SIM : Les éditeurs TV français et leur nouveau « collègue » SALTO ont exprimé une attente forte de HbbTV pour rétablir un jeu concurrentiel raisonnablement ouvert dans les services interactifs. Beaucoup de parlementaires, y compris de la majorité, soutenaient cette demande mais le gouvernement ne les a pas entendus et la loi ne contient pas d’obligation de compatibilité des téléviseurs. Comment le CSA évalue-t-il cette situation et que compte-t-il faire concernant l’accès des français aux services HbbTV ?

JULIETTE THERY : A titre liminaire, je serais peut-être plus nuancée sur les dispositions légales de la réforme audiovisuelle en cours.

Celles-ci disposent, en matière d’interactivité, que « Seuls les terminaux permettant la réception des services en ultra haute définition ainsi que le traitement des données interactives des programmes et services de la télévision numérique terrestre, selon les caractéristiques techniques précisées en application de l’article 12 de la loi n° 86-1067 du 30 septembre 1986 relative à la liberté de communication, peuvent se voir accorder le label “Prêt pour la TNT de nouvelle génération” ».

Si ces dispositions ne vont pas aussi loin que pouvaient le souhaiter certains partisans d’obligations plus contraignantes, le secteur dispose désormais d’un outil pour définir le niveau d’interactivité souhaité et sa réalisation.

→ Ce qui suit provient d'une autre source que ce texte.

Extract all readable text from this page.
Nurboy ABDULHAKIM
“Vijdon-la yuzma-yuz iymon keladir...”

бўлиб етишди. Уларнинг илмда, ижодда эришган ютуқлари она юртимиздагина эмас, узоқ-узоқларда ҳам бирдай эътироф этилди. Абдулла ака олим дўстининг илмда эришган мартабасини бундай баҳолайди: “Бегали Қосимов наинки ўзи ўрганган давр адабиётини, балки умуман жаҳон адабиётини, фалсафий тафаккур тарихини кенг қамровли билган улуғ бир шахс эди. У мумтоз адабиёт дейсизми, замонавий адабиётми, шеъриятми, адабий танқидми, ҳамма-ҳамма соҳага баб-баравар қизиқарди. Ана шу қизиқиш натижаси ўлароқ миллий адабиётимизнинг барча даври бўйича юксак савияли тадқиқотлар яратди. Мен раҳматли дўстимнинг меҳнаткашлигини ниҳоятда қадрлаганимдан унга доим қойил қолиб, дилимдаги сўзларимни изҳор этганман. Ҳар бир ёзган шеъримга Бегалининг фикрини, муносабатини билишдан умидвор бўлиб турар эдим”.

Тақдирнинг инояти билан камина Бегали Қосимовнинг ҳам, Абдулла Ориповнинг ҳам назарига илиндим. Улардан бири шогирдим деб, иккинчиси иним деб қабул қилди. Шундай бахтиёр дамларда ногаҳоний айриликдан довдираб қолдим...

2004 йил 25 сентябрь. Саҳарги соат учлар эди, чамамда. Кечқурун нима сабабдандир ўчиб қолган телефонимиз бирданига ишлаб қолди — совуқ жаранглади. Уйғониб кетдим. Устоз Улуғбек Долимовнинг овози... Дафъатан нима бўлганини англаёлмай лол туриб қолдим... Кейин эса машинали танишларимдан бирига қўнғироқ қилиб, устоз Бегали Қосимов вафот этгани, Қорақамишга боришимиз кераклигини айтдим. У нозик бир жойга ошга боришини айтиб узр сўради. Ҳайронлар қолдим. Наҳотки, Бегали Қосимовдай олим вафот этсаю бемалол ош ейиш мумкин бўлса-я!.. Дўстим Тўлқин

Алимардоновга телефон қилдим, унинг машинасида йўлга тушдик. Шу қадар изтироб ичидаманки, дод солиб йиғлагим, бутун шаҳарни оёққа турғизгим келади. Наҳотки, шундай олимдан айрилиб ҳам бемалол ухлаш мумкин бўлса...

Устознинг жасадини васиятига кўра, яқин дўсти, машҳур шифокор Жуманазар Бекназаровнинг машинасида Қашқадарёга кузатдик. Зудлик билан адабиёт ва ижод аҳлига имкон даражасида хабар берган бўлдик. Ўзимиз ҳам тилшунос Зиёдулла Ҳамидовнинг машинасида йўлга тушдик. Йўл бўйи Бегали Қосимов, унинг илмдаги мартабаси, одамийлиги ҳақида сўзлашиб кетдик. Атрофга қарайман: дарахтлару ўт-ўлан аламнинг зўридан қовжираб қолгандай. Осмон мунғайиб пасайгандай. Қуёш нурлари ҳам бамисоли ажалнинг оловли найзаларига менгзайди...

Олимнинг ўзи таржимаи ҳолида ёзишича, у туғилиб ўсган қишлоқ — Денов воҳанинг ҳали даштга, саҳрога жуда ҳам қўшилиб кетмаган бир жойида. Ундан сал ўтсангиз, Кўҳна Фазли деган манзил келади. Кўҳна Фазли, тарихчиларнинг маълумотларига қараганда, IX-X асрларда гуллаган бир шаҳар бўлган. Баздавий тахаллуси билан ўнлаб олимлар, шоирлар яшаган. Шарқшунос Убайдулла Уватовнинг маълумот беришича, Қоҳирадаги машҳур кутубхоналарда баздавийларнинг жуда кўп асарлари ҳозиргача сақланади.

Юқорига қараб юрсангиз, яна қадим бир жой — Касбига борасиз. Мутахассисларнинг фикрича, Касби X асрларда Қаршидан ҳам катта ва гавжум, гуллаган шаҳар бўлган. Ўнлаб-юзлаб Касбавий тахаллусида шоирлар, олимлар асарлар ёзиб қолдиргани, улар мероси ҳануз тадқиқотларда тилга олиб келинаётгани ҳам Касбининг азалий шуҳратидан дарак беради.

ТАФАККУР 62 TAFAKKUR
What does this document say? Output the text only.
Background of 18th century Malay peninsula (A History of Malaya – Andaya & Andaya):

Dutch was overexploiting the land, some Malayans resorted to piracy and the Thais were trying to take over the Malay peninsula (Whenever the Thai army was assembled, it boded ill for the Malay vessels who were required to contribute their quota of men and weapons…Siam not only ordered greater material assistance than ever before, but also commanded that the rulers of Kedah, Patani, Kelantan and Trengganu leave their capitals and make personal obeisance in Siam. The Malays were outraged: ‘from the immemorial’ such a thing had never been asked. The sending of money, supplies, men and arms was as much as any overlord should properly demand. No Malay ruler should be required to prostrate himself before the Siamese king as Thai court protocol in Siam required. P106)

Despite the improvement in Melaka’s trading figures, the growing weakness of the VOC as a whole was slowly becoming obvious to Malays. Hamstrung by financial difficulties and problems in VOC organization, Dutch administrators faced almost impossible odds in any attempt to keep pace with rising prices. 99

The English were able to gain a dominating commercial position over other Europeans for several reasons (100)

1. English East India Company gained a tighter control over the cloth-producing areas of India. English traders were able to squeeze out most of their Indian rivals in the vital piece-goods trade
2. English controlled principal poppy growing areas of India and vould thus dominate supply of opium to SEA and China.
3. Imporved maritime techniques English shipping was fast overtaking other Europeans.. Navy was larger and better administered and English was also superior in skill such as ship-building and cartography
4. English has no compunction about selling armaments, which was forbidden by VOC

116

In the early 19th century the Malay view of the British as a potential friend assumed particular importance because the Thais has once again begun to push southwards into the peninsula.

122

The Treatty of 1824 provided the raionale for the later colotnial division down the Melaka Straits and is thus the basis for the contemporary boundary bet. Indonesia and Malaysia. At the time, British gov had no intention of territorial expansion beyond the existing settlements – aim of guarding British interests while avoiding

L’opportunité de définir les règles d’interopérabilité associées à ce label et, le cas échéant, le modèle de certification associée, est donnée aux acteurs du secteur.

Sur l’action du CSA, il revient au Conseil de gérer les fréquences hertziennes qui sont dédiées aux services de télévision. C’est le Conseil qui octroie notamment les autorisations d’occupation du domaine hertzien aux services concernés. Son action en matière de services interactifs se situe dans ce cadre.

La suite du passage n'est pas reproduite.